Daniel Hope kam 1973 in Durban in Südafrika zur Welt. Als er sechs Monate alt war, erhielt sein Vater, der Romanautor, Dichter und Antiapartheid-Aktivist Christopher Hope, ein Ausreisevisum unter der Bedingung, dass er nie zurückkehre. Die Familie ging zunächst nach Paris, dann nach London, wo Daniels Mutter Eleanor Sekretärin und später Managerin von Yehudi Menuhin wurde. Als kleiner Junge spielte er mit den Enkelkindern des Geigers, der ihn anregte, Geigenunterricht bei Sheila Nelson zu nehmen, einer der besten Musikpädagoginnen für Kinder in England. 1984 trat er in das Royal College of Music in London ein und studierte anschließend an der Royal Academy of Music. Hope startete 1990 seine Laufbahn als Berufsmusiker und nahm zwischen 1992 und 1998 als Krönung seiner formellen Ausbildung noch Unterricht bei Zakhar Bron.

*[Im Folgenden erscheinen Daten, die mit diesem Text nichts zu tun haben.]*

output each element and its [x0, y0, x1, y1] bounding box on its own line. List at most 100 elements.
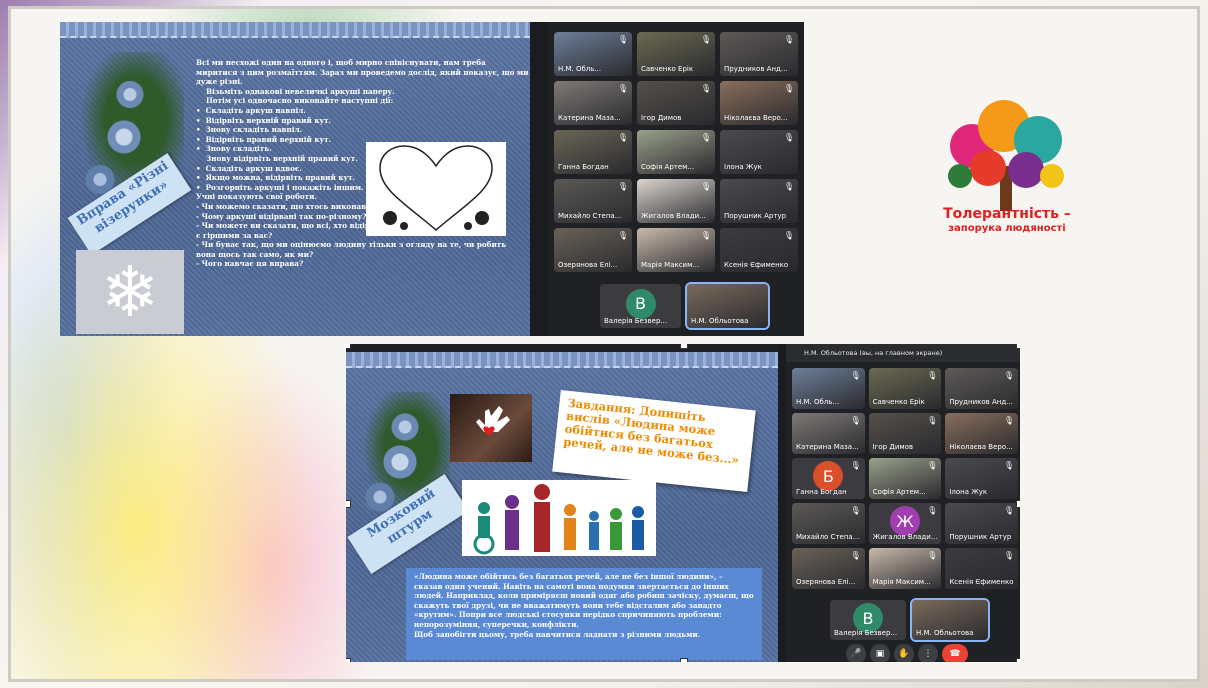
avatar: В: [625, 288, 656, 319]
mic-off-icon: 🎙: [700, 182, 711, 191]
more-options-button[interactable]: ⋮: [918, 644, 938, 662]
resize-handle[interactable]: [680, 658, 688, 662]
participant-tile[interactable]: 🎙 Савченко Ерік: [637, 32, 715, 76]
participant-tile[interactable]: 🎙 Ігор Димов: [637, 81, 715, 125]
text-line: Візьміть однакові невеличкі аркуші папер…: [196, 86, 395, 96]
text-line: Потім усі одночасно виконайте наступні д…: [196, 96, 394, 106]
participant-name: Ксенія Єфименко: [724, 261, 789, 269]
end-call-button[interactable]: ☎: [942, 644, 968, 662]
participant-tile[interactable]: Н.М. Обльотова: [910, 598, 990, 642]
mic-off-icon: 🎙: [927, 461, 938, 470]
logo-line-2: запорука людяності: [948, 223, 1066, 234]
participant-tile[interactable]: 🎙 Жигалов Влади...: [637, 179, 715, 223]
participant-tile[interactable]: 🎙 Катерина Маза...: [554, 81, 632, 125]
participant-tile[interactable]: 🎙 Ігор Димов: [868, 413, 942, 454]
participant-tile[interactable]: 🎙 Савченко Ерік: [868, 368, 942, 409]
meet-header: Н.М. Обльотова (вы, на главном экране): [786, 344, 1020, 362]
participant-name: Михайло Степа...: [558, 212, 622, 220]
participant-tile[interactable]: Н.М. Обльотова: [685, 282, 770, 330]
participant-name: Марія Максим...: [641, 261, 700, 269]
participant-tile[interactable]: 🎙 Михайло Степа...: [792, 503, 865, 544]
participant-tile[interactable]: 🎙 Прудников Анд...: [720, 32, 798, 76]
mic-off-icon: 🎙: [783, 133, 794, 142]
resize-handle[interactable]: [346, 500, 351, 508]
participant-name: Ксенія Єфименко: [949, 578, 1014, 586]
participant-tile[interactable]: Ж 🎙 Жигалов Влади...: [868, 503, 942, 544]
text-line: дуже різні.: [196, 77, 243, 87]
mic-off-icon: 🎙: [617, 182, 628, 191]
participant-name: Жигалов Влади...: [872, 533, 938, 541]
participant-tile[interactable]: 🎙 Н.М. Обль...: [554, 32, 632, 76]
screenshot-2: Мозковий штурм Завдання: Допишіть вислів…: [346, 344, 1020, 662]
resize-handle[interactable]: [346, 344, 351, 349]
participant-tile[interactable]: 🎙 Озерянова Елі...: [554, 228, 632, 272]
participant-name: Жигалов Влади...: [641, 212, 706, 220]
participant-tile[interactable]: 🎙 Ілона Жук: [945, 458, 1018, 499]
participant-tile[interactable]: 🎙 Ніколаєва Веро...: [720, 81, 798, 125]
hands-heart-image: [450, 394, 532, 462]
participant-tile[interactable]: Б 🎙 Ганна Богдан: [792, 458, 865, 499]
mic-off-icon: 🎙: [700, 35, 711, 44]
participant-name: Марія Максим...: [872, 578, 931, 586]
participant-name: Ганна Богдан: [796, 488, 847, 496]
avatar: Б: [813, 461, 844, 492]
mic-off-icon: 🎙: [1003, 461, 1014, 470]
participant-grid: 🎙 Н.М. Обль... 🎙 Савченко Ерік 🎙 Прудников Ан…: [554, 32, 798, 272]
meet-panel-2: Н.М. Обльотова (вы, на главном экране) 🎙…: [786, 344, 1020, 662]
participant-tile[interactable]: 🎙 Ксенія Єфименко: [945, 548, 1018, 589]
people-image: [462, 480, 656, 556]
meet-header-text: Н.М. Обльотова (вы, на главном экране): [804, 349, 943, 357]
participant-tile[interactable]: 🎙 Катерина Маза...: [792, 413, 865, 454]
mic-off-icon: 🎙: [617, 35, 628, 44]
divider: [530, 22, 548, 336]
participant-name: Ілона Жук: [724, 163, 762, 171]
participant-tile[interactable]: 🎙 Марія Максим...: [868, 548, 942, 589]
participant-name: Савченко Ерік: [872, 398, 925, 406]
participant-tile[interactable]: 🎙 Порушник Артур: [945, 503, 1018, 544]
mic-off-icon: 🎙: [927, 371, 938, 380]
mic-off-icon: 🎙: [927, 506, 938, 515]
slide-1: Вправа «Різні візерунки» ❄ Всі ми несхож…: [60, 22, 530, 336]
participant-name: Ніколаєва Веро...: [949, 443, 1013, 451]
participant-tile[interactable]: В Валерія Безвер...: [830, 600, 906, 640]
text-line: • Складіть аркуш навпіл.: [196, 105, 306, 115]
participant-tile[interactable]: 🎙 Марія Максим...: [637, 228, 715, 272]
participant-tile[interactable]: 🎙 Ілона Жук: [720, 130, 798, 174]
participant-name: Ніколаєва Веро...: [724, 114, 788, 122]
participant-tile[interactable]: 🎙 Прудников Анд...: [945, 368, 1018, 409]
participant-tile[interactable]: 🎙 Софія Артем...: [637, 130, 715, 174]
participant-tile[interactable]: 🎙 Михайло Степа...: [554, 179, 632, 223]
participant-tile[interactable]: 🎙 Порушник Артур: [720, 179, 798, 223]
participant-tile[interactable]: 🎙 Ксенія Єфименко: [720, 228, 798, 272]
participant-name: Софія Артем...: [872, 488, 926, 496]
task-text: Завдання: Допишіть вислів «Людина може о…: [562, 395, 740, 467]
mic-off-icon: 🎙: [1003, 506, 1014, 515]
participant-tile[interactable]: 🎙 Ніколаєва Веро...: [945, 413, 1018, 454]
participant-name: Валерія Безвер...: [834, 629, 898, 637]
text-line: вона щось так само, як ми?: [196, 249, 314, 259]
camera-button[interactable]: ▣: [870, 644, 890, 662]
resize-handle[interactable]: [1016, 500, 1020, 508]
mic-off-icon: 🎙: [850, 371, 861, 380]
resize-handle[interactable]: [1016, 658, 1020, 662]
slide-2: Мозковий штурм Завдання: Допишіть вислів…: [346, 352, 778, 662]
resize-handle[interactable]: [680, 344, 688, 349]
text-line: Щоб запобігти цьому, треба навчитися лад…: [414, 629, 701, 639]
mic-off-icon: 🎙: [850, 416, 861, 425]
participant-name: Ганна Богдан: [558, 163, 609, 171]
participant-tile[interactable]: 🎙 Софія Артем...: [868, 458, 942, 499]
mic-off-icon: 🎙: [850, 461, 861, 470]
participant-name: Прудников Анд...: [949, 398, 1013, 406]
resize-handle[interactable]: [1016, 344, 1020, 349]
divider: [778, 344, 786, 662]
participant-name: Прудников Анд...: [724, 65, 788, 73]
mic-off-icon: 🎙: [850, 506, 861, 515]
participant-tile[interactable]: В Валерія Безвер...: [600, 284, 681, 328]
raise-hand-button[interactable]: ✋: [894, 644, 914, 662]
participant-tile[interactable]: 🎙 Озерянова Елі...: [792, 548, 865, 589]
resize-handle[interactable]: [346, 658, 351, 662]
participant-tile[interactable]: 🎙 Ганна Богдан: [554, 130, 632, 174]
participant-tile[interactable]: 🎙 Н.М. Обль...: [792, 368, 865, 409]
mic-button[interactable]: 🎤: [846, 644, 866, 662]
mic-off-icon: 🎙: [783, 35, 794, 44]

Gegenwartsmusik gehört ebenso wie Alte Musik zu Hopes umfassendem Repertoire. Mit vielen Komponisten hat er eng zusammengearbeitet – von Harrison Birtwistle, Alfred Schnittke und Torū Takemitsu bis zu Sofia Gubaidulina, Roxanna Panufnik und Gabriel Prokofiev – und mehr als 30 neue Werke in Auftrag gegeben und uraufgeführt. Auch der Kammermusik gilt sein besonderes Interesse. 2002 wurde er das jüngste Mitglied des Beaux Arts Trio in der Geschichte dieses legendären Ensembles, mit dem er 400 Konzerte gab, bis das Trio sich 2008 auflöste. Daniel Hope, der mit seiner Familie in Berlin lebt, spielt die "Ex-Lipiński" von Guarneri del Gesù aus dem Jahr 1742, die ihm von einer ungenannten Familie aus Deutschland zur Verfügung gestellt wurde.